Scenario Statistical Practical Decision
0.1% lift, p = 0.01 Ignore (not worth implementation)
10% lift, p = 0.01 Implement
10% lift, p = 0.15 Collect more data

Multiple Testing Problem

The Problem

Testing multiple metrics increases the chance of false positives.

Example: If you test 20 metrics at α = 0.05, expect 1 false positive by chance.

False positives = Number of tests × α
                 = 20 × 0.05
                 = 1

Solutions

Solution How it Works Trade-off
Bonferroni Correction Divide α by number of tests More conservative, harder to find significance
Focus on Primary Metric Only test primary metric Misses insights from secondary metrics
Pre-register Hypothesis Declare metrics before test Reduces p-hacking
False Discovery Rate Control proportion of false positives More complex

Bonferroni Correction

Adjusted α = α / Number of tests

Example:

  • Original α = 0.05
  • Testing 5 metrics
  • Adjusted α = 0.05 / 5 = 0.01

Common Pitfalls

1. Peeking

Problem: Checking results early and stopping when you see significance.

Solution: Commit to sample size upfront or use sequential testing.

2. Sample Ratio Mismatch (SRM)

Problem: 50/50 split becomes 45/55 due to technical issues.

Detection: Chi-square test on sample sizes.
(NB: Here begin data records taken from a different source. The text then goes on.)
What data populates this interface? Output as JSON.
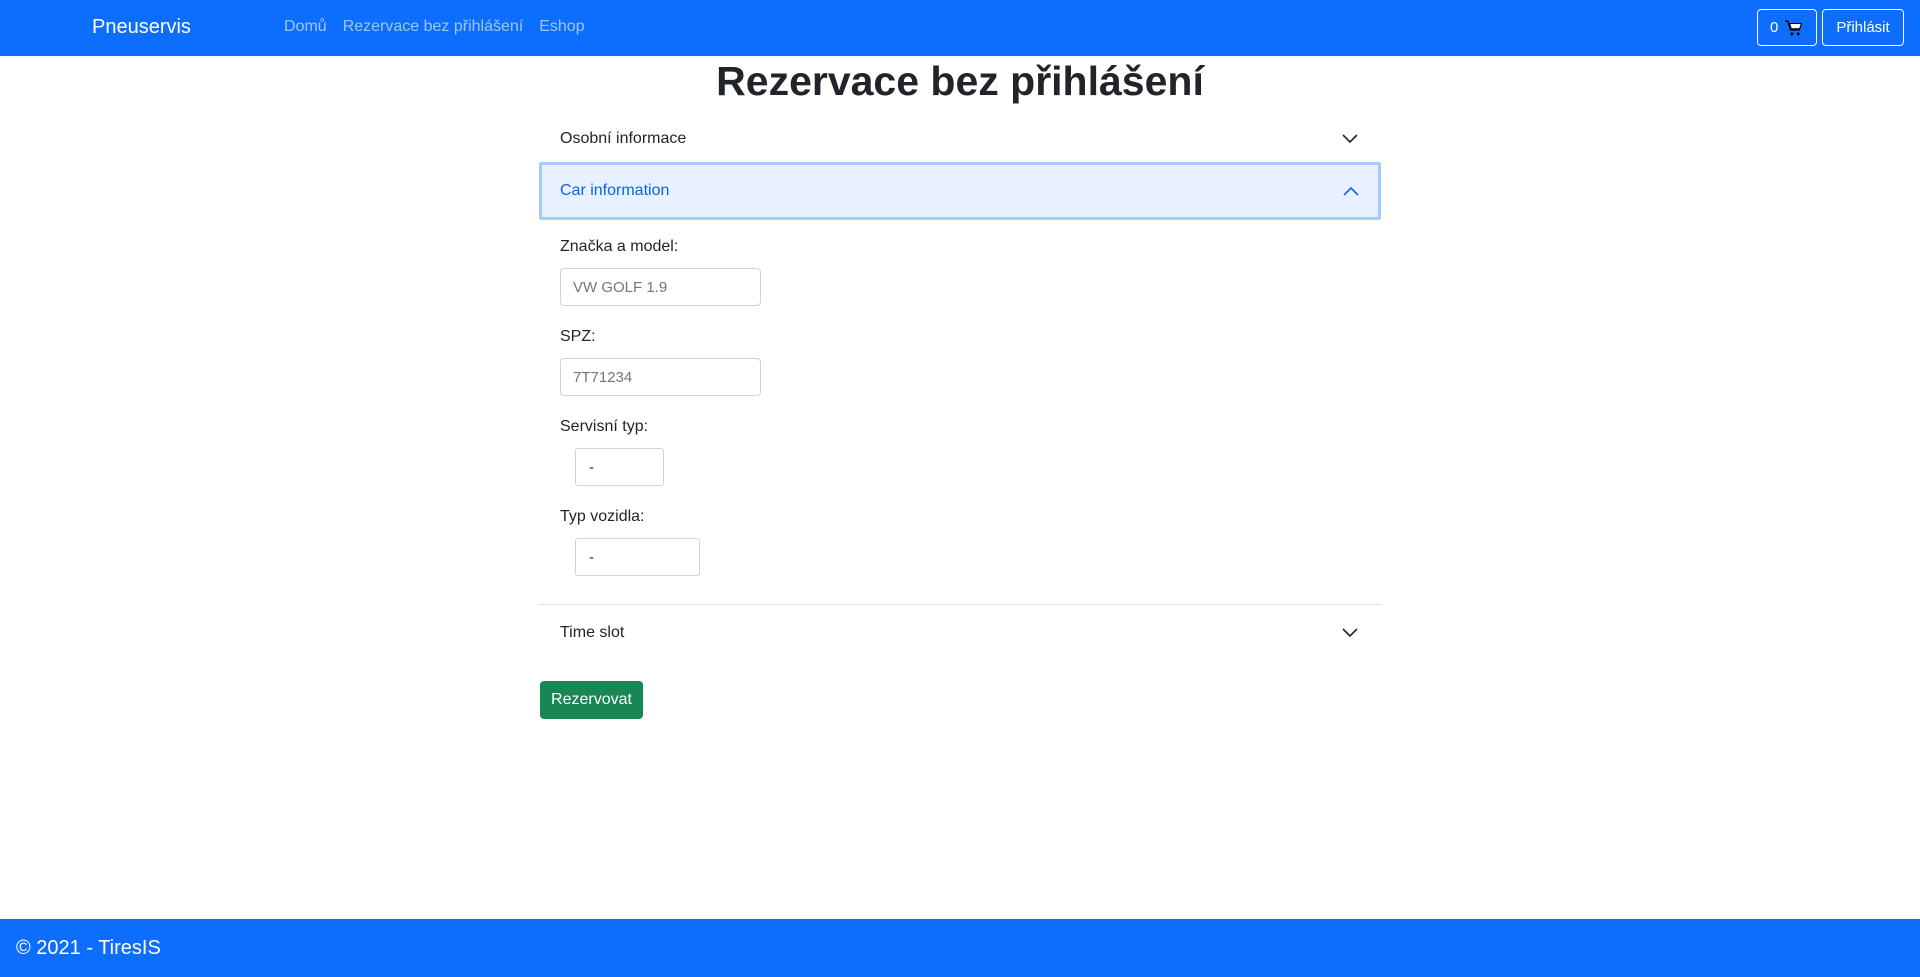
{
  "navbar": {
    "brand": "Pneuservis",
    "links": [
      "Domů",
      "Rezervace bez přihlášení",
      "Eshop"
    ],
    "cart_count": "0",
    "login_label": "Přihlásit"
  },
  "page": {
    "title": "Rezervace bez přihlášení"
  },
  "accordion": {
    "sections": [
      {
        "label": "Osobní informace",
        "expanded": false
      },
      {
        "label": "Car information",
        "expanded": true
      },
      {
        "label": "Time slot",
        "expanded": false
      }
    ]
  },
  "form": {
    "brand_model_label": "Značka a model:",
    "brand_model_placeholder": "VW GOLF 1.9",
    "plate_label": "SPZ:",
    "plate_placeholder": "7T71234",
    "service_type_label": "Servisní typ:",
    "service_type_value": "-",
    "vehicle_type_label": "Typ vozidla:",
    "vehicle_type_value": "-"
  },
  "submit_label": "Rezervovat",
  "footer": {
    "text": "© 2021 - TiresIS"
  },
  "colors": {
    "primary": "#0d6efd",
    "success": "#198754",
    "active_bg": "#e7f1ff",
    "active_text": "#0c63e4"
  },
  "icons": {
    "cart": "cart-icon",
    "chevron_down": "chevron-down-icon",
    "chevron_up": "chevron-up-icon"
  }
}
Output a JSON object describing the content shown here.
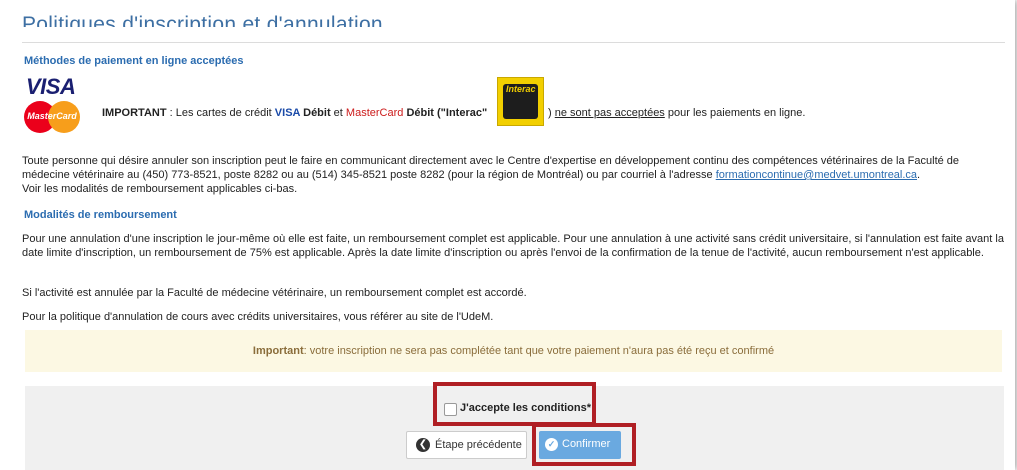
{
  "page": {
    "title": "Politiques d'inscription et d'annulation"
  },
  "payment": {
    "heading": "Méthodes de paiement en ligne acceptées",
    "logos": {
      "visa": "VISA",
      "mastercard": "MasterCard",
      "interac": "Interac"
    },
    "important_label": "IMPORTANT",
    "text_1": " : Les cartes de crédit ",
    "visa": "VISA",
    "debit_1": " Débit",
    "and": " et ",
    "mastercard": "MasterCard",
    "debit_2": " Débit",
    "paren_open": " (\"",
    "interac": "Interac",
    "paren_close": "\"",
    "close_paren": ") ",
    "not_accepted": "ne sont pas acceptées",
    "text_end": " pour les paiements en ligne."
  },
  "cancellation": {
    "paragraph": "Toute personne qui désire annuler son inscription peut le faire en communicant directement avec le Centre d'expertise en développement continu des compétences vétérinaires de la Faculté de médecine vétérinaire au (450) 773-8521, poste 8282 ou au (514) 345-8521 poste 8282 (pour la région de Montréal) ou par courriel à l'adresse ",
    "email": "formationcontinue@medvet.umontreal.ca",
    "paragraph_end": ".",
    "line_3": " Voir les modalités de remboursement applicables ci-bas."
  },
  "refund": {
    "heading": "Modalités de remboursement",
    "p1": "Pour une annulation d'une inscription le jour-même où elle est faite, un remboursement complet est applicable.  Pour une annulation à une activité sans crédit universitaire, si l'annulation est faite avant la date limite d'inscription, un remboursement de 75% est applicable. Après la date limite d'inscription ou après l'envoi de la confirmation de la tenue de l'activité, aucun remboursement n'est applicable.",
    "p2": "Si l'activité est annulée par la Faculté de médecine vétérinaire, un remboursement complet est accordé.",
    "p3": "Pour la politique d'annulation de cours avec crédits universitaires, vous référer au site de l'UdeM."
  },
  "notice": {
    "label": "Important",
    "text": ": votre inscription ne sera pas complétée tant que votre paiement n'aura pas été reçu et confirmé"
  },
  "form": {
    "accept_label": "J'accepte les conditions*",
    "accept_checked": false,
    "prev_button": "Étape précédente",
    "confirm_button": "Confirmer"
  },
  "colors": {
    "accent": "#2b6cb0",
    "highlight_frame": "#b01f24",
    "confirm_button": "#6aa9e0",
    "notice_bg": "#fcf8e3"
  },
  "icons": {
    "prev": "arrow-left-circle-icon",
    "confirm": "check-circle-icon"
  }
}
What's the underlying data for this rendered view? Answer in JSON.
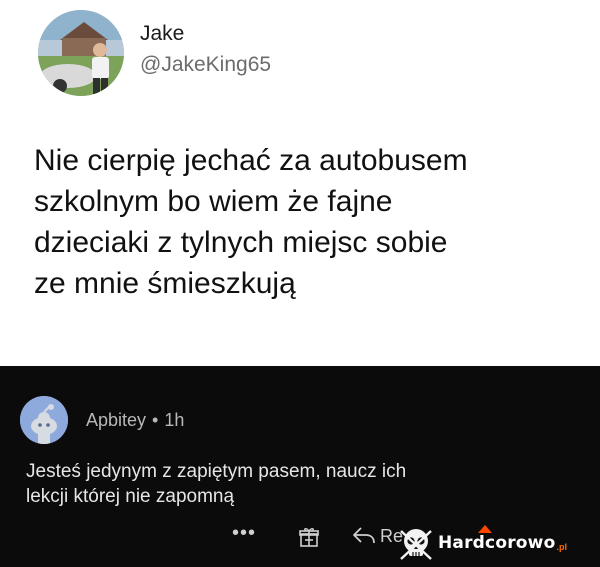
{
  "tweet": {
    "author_name": "Jake",
    "author_handle": "@JakeKing65",
    "text_lines": [
      "Nie cierpię jechać za autobusem",
      "szkolnym bo wiem że fajne",
      "dzieciaki z tylnych miejsc sobie",
      "ze mnie śmieszkują"
    ]
  },
  "comment": {
    "username": "Apbitey",
    "separator": "•",
    "time": "1h",
    "text_lines": [
      "Jesteś jedynym z zapiętym pasem, naucz ich",
      "lekcji której nie zapomną"
    ],
    "actions": {
      "more": "•••",
      "reply_label": "Re"
    }
  },
  "watermark": {
    "text": "Hardcorowo",
    "tld": ".pl"
  },
  "colors": {
    "tweet_bg": "#ffffff",
    "comment_bg": "#0b0b0b",
    "reddit_avatar": "#8ea9dc",
    "watermark_accent": "#ff6a00"
  }
}
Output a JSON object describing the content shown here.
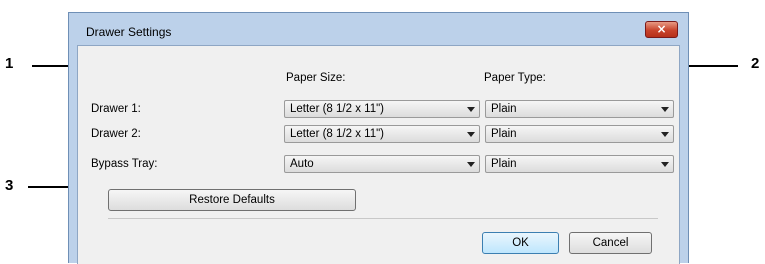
{
  "callouts": {
    "one": "1",
    "two": "2",
    "three": "3"
  },
  "dialog": {
    "title": "Drawer Settings",
    "close_icon": "×",
    "headers": {
      "paper_size": "Paper Size:",
      "paper_type": "Paper Type:"
    },
    "rows": [
      {
        "label": "Drawer 1:",
        "paper_size": "Letter (8 1/2 x 11\")",
        "paper_type": "Plain"
      },
      {
        "label": "Drawer 2:",
        "paper_size": "Letter (8 1/2 x 11\")",
        "paper_type": "Plain"
      },
      {
        "label": "Bypass Tray:",
        "paper_size": "Auto",
        "paper_type": "Plain"
      }
    ],
    "restore_defaults": "Restore Defaults",
    "ok": "OK",
    "cancel": "Cancel"
  },
  "icons": {
    "close": "close-icon",
    "dropdown": "chevron-down-icon"
  },
  "colors": {
    "frame": "#bcd1ea",
    "close_button": "#c8442c",
    "client": "#f0f0f0"
  }
}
Solution: Fix randomization before proceeding.

3. Novelty Effect

Problem: Users try new thing temporarily because it's new.

Solution: Run test long enough for novelty to wear off.

4. Selection Bias

Problem: Test only on specific segment (e.g., only US users).

Solution: Ensure random assignment across all users.

5. Carryover Effects

Problem: Previous exposure affects results (users see both variants).

Solution: Ensure consistent user assignment (same user always sees same variant).

6. Insufficient Sample Size

Problem: Test too small to detect meaningful differences.

Solution: Calculate required sample size before starting.

7. Testing Too Many Variants

Problem: Multiple variants dilute sample size.

Solution: Limit to 2-3 variants per test.

8. Ignoring Seasonality

Problem: Test during unusual period (holidays, events).

Solution: Run tests during normal periods.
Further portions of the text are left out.